The tape features about 15 minutes of material per project. First on the split comes Bookwar, a Russian hiphop-punk-noise project. The main chunk of their recordings here are live clips. The first of them is based on lathe cut loops creating minimalistic crackling ambience that gives a surprisingly calm start for the tape. However, the next song is much more hiphop-spirited and features vocal performance in the associated style, although its raw and unsteady sound and overall rough delivery doesn't let it wander too far from noisy realms. This and some other tracks quite prominently featuring Russian vocals makes me miss out on a lot of their content, but the industrial-vibed hiphop thumping and varying types of rough and minimalistic noise experimentations are alright to hear even without understanding the words.
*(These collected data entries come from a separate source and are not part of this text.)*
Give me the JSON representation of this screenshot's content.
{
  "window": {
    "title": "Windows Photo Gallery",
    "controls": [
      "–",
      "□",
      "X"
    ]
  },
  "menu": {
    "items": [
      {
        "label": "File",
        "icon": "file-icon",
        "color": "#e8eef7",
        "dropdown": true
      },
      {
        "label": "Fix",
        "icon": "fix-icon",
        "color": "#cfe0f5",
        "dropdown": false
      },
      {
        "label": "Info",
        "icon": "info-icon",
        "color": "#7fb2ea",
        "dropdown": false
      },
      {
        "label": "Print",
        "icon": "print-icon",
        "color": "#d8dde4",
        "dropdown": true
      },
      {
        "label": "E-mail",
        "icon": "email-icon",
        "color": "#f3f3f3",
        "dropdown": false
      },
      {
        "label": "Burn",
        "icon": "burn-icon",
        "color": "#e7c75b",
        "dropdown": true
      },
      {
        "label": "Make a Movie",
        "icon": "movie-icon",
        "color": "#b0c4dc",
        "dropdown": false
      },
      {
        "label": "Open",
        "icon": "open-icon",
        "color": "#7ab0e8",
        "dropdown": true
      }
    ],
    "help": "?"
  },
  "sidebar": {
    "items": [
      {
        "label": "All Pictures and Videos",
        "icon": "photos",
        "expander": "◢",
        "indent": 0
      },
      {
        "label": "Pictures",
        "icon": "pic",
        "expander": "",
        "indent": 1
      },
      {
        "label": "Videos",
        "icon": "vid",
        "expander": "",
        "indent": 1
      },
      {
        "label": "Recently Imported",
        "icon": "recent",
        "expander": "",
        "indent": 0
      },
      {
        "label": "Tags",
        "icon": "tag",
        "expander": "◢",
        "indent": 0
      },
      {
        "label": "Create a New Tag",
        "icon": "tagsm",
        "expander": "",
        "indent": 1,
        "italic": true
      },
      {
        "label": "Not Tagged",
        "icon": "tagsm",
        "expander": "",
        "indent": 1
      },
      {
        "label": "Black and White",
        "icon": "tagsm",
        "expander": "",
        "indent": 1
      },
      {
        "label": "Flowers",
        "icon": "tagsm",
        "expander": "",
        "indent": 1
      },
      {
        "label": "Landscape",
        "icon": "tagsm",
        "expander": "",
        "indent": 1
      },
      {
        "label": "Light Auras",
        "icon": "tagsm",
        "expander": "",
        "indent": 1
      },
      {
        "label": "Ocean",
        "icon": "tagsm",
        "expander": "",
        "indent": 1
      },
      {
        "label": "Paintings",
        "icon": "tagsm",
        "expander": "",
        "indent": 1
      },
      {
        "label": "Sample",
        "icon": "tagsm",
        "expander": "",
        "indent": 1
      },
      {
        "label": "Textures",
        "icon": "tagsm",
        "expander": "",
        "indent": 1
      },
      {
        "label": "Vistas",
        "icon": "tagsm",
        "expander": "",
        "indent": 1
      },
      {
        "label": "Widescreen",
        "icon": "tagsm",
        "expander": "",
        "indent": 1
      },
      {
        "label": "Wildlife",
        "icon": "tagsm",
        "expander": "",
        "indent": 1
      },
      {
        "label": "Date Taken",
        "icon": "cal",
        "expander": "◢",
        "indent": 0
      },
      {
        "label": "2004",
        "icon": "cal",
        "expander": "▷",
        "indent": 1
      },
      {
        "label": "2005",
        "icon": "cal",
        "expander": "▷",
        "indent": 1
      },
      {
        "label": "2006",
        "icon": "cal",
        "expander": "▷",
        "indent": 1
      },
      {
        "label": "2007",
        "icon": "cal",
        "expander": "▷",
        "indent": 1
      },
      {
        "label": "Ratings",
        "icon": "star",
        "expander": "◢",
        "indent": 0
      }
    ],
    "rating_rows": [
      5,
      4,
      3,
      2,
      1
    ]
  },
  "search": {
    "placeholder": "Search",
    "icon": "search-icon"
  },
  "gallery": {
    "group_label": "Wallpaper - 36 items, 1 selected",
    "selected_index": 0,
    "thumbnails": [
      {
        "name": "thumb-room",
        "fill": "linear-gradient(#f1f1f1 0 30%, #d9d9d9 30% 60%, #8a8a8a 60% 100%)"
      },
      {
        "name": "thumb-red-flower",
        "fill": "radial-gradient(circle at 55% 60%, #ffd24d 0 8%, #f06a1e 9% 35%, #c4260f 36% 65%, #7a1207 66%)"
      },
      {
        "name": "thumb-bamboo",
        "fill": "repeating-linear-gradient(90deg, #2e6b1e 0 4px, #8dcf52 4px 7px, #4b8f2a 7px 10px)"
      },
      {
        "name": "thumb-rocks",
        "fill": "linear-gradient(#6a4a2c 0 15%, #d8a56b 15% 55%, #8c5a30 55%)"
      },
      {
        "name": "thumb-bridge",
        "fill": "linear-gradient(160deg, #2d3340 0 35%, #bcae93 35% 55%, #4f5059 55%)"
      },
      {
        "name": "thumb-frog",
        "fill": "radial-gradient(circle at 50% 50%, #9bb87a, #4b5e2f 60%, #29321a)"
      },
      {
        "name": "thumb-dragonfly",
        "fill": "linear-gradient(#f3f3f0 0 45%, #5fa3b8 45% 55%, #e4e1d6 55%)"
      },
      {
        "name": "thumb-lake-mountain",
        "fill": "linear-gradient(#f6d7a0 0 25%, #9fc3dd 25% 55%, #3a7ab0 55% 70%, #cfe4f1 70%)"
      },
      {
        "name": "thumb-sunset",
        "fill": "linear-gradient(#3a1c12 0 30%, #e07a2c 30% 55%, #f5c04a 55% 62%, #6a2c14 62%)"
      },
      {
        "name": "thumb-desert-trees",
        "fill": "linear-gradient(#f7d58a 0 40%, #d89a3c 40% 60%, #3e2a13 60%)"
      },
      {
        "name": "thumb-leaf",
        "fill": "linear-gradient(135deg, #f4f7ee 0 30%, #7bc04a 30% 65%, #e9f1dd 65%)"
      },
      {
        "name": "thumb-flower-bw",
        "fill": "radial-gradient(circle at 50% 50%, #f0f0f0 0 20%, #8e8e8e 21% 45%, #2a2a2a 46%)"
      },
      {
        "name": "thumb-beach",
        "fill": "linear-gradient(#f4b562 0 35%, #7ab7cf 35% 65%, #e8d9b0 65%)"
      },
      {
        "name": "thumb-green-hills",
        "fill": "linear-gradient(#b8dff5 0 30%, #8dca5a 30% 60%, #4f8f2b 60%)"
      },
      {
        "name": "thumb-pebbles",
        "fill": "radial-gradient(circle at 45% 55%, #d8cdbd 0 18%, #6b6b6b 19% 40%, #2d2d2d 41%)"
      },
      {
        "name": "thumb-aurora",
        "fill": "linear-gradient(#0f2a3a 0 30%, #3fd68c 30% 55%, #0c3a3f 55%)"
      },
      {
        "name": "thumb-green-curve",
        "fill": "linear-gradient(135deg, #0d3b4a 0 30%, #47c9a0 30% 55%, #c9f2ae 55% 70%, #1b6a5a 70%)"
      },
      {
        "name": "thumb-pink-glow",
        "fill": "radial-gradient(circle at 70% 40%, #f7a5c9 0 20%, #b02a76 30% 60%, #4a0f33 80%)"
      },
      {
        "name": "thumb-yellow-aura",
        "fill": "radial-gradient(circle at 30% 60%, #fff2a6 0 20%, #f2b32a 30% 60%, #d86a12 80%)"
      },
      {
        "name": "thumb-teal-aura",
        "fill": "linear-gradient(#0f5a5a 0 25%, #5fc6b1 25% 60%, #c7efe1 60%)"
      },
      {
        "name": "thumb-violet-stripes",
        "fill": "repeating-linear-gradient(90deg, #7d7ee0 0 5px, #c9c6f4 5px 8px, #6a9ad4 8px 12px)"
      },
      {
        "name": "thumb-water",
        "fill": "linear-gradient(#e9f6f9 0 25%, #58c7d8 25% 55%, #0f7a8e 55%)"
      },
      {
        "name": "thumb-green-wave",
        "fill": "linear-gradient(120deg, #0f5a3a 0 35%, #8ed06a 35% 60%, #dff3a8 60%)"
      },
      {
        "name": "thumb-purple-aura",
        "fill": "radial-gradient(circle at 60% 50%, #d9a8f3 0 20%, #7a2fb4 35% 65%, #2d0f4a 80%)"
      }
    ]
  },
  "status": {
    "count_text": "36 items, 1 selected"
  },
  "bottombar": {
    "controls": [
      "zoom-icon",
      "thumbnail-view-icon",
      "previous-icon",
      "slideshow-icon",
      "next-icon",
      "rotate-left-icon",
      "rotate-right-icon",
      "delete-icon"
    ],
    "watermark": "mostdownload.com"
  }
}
While my interest in hiphop in general is close to nonexistant, I'd like to hear a Bookwar release that would offer a more focused selection of his instrumental and abstract experimentations. As it is, the split's side is more like a sampler of the different things the project does - and as it got me interested to hear more, it must be labeled as successful.
Hideshi Hino is a director of some notorious gore/exploitation films. However, THIS Hideshi Hino is actually a noise project from Poland, ran by the same person who also runs the Extreme Noise Tape label. Their sole song here is a tribute to the short film "Something To Tide You Over" that was published as a part of the 1982 anthology horror film Creepshow, which remains the only un-comedic role I've seen Leslie Nielsen in. The song starts with simplistic piano patterns and other synth ambience that's bows quite clearly to '80s horror/thriller films, and the wooshing waves fit the song's theme well. It's been years since I watched the film so I don't know if this section uses samples from it or if it's wholly the artist's own creation. I was assuming it'd be a a brief intro before some noise kicks in, but aside of the song's slightly distorted sound contributing some noisiness, it sticks to being cinematic vintage synth ambient for some minutes. I think those minutes were the song's best part as well, as after this kind of a cinematic and dramatic build, the following very minimalistic and fairly quiet synth tone rumbles don't really cause an effect. It makes sense in the film's context, knowing how it ends, but as a separate song it feels underwhelming. I do like the clear thematic and cinematic focus, though.